Mount Kilimanjaro is a dormant volcanic mountain in Tanzania, Africa. It is the tallest free-standing mountain in the world at 19,341 feet. During a climb, hikers pass through five climate zones from equatorial heat to arctic ice and snow at the peak.
“Climbing Mount Kilimanjaro is an attainable goal for anyone, because there are no mountaineering skills necessary,” says Mark. “It takes focus, preparation, a decent pair of shoes, appropriate clothing and reaching a certain physical fitness level, but anyone can do it. It is every man’s mountain.”
However, sometimes even people in good shape don’t make it because they have not prepared for the high altitude. “I trained by increasing my personal workouts and wearing a 20 pound weight vest and an elevation training mask while walking on the treadmill,” says Mark. The masksimulates a high altitude environment by restricting airflow.
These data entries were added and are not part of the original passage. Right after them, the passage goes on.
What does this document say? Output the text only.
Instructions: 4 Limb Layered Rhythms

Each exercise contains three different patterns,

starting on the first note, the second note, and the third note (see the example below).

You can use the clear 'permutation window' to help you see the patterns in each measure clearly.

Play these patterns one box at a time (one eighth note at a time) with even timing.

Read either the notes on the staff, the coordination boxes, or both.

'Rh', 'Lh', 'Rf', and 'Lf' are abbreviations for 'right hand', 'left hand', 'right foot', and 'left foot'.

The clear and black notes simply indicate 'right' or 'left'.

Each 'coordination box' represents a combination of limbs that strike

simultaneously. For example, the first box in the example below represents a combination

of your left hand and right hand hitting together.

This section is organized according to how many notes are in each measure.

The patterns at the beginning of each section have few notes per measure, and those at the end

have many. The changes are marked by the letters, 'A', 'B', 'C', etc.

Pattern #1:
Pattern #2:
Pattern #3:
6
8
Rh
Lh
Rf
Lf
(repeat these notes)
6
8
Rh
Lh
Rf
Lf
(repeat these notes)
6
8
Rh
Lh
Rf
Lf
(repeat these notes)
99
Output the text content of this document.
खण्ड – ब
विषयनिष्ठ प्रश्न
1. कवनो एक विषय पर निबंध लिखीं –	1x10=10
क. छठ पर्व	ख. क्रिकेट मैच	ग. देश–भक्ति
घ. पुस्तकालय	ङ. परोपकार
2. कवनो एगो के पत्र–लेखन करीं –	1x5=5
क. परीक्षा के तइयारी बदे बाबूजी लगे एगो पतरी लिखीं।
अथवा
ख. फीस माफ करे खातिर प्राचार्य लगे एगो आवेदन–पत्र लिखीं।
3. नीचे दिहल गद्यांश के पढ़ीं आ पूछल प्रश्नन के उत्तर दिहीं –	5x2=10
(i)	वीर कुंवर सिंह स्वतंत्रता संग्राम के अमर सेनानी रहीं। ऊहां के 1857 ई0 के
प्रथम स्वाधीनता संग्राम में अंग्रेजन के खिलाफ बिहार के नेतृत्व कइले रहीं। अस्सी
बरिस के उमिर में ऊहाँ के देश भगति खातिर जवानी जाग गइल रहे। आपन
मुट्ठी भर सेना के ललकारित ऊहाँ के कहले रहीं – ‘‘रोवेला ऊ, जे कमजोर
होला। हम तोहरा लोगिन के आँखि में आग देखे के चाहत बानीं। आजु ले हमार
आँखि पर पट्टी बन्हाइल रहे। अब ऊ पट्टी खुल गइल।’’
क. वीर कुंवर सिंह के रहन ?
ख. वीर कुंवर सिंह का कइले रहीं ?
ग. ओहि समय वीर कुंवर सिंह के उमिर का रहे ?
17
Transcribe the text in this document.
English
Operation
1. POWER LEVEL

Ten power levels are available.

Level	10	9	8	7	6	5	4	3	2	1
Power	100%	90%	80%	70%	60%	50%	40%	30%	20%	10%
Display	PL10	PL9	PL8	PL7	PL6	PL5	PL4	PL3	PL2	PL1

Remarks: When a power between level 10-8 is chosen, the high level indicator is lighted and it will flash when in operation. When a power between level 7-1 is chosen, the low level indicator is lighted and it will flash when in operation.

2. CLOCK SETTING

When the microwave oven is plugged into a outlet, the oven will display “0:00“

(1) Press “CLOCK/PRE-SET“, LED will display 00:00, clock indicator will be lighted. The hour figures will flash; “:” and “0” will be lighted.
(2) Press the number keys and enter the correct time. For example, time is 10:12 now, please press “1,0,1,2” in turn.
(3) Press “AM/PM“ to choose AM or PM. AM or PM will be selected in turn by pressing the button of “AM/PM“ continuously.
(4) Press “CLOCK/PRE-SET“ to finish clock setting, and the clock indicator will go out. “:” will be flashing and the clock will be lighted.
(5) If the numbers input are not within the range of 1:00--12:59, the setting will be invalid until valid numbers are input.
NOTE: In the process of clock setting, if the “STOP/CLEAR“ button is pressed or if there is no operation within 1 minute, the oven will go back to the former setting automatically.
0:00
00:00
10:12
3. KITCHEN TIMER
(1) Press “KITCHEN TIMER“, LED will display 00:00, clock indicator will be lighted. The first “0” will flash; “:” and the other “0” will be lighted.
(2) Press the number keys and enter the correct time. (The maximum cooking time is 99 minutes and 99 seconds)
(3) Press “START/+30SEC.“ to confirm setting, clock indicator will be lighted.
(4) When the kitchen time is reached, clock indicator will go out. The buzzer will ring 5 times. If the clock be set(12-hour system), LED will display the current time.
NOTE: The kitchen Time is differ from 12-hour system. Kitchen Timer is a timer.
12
It took seven days to climb the mountain and two days to come back down, and it was uncomfortable.
“My first time sleeping in a tent was my first night in Africa,” says Mark. “It was difficult sleeping at an angle on rocks with only a sleeping bag and thin pad. It was hot during the day and cold enough at night that ice would form in the tent.”
“The best part of the trip was the realization that I had accomplished this huge goal,” says Mark. “When we reached the top, people hugged and cried.”
It’s a tradition for people to bring a flag for the photo opportunity at the top. “I took an Enterprise flag to share the accomplishment with my team,” says Mark. “I had been in my position for only six months at the time, so inviting employees to come by my office and sign the flag was a great way to get to know them.”
“It was really exciting to ‘take’ 100 of my employees to the summit with me,” says Mark. The Enterprise flag is now framed and hangs in the administrative offices at the Los Angeles airport.
“Working at Enterprise for 22 years has taught me how to react to challenges in a calm way,” says Mark. “It really helped me to handle the adverse conditions of the climb with a positive attitude. There were so many annoying little things and small challenges, but the overall experience overshadowed all of that.”
“People ask me what was most fun about the trip, and I tell them, ‘Nothing.’ It’s not supposed to be fun. It is difficult and uncomfortable. It’s about accomplishment and pride of completing something challenging, which I could not have done without the support of my Enterprise team.”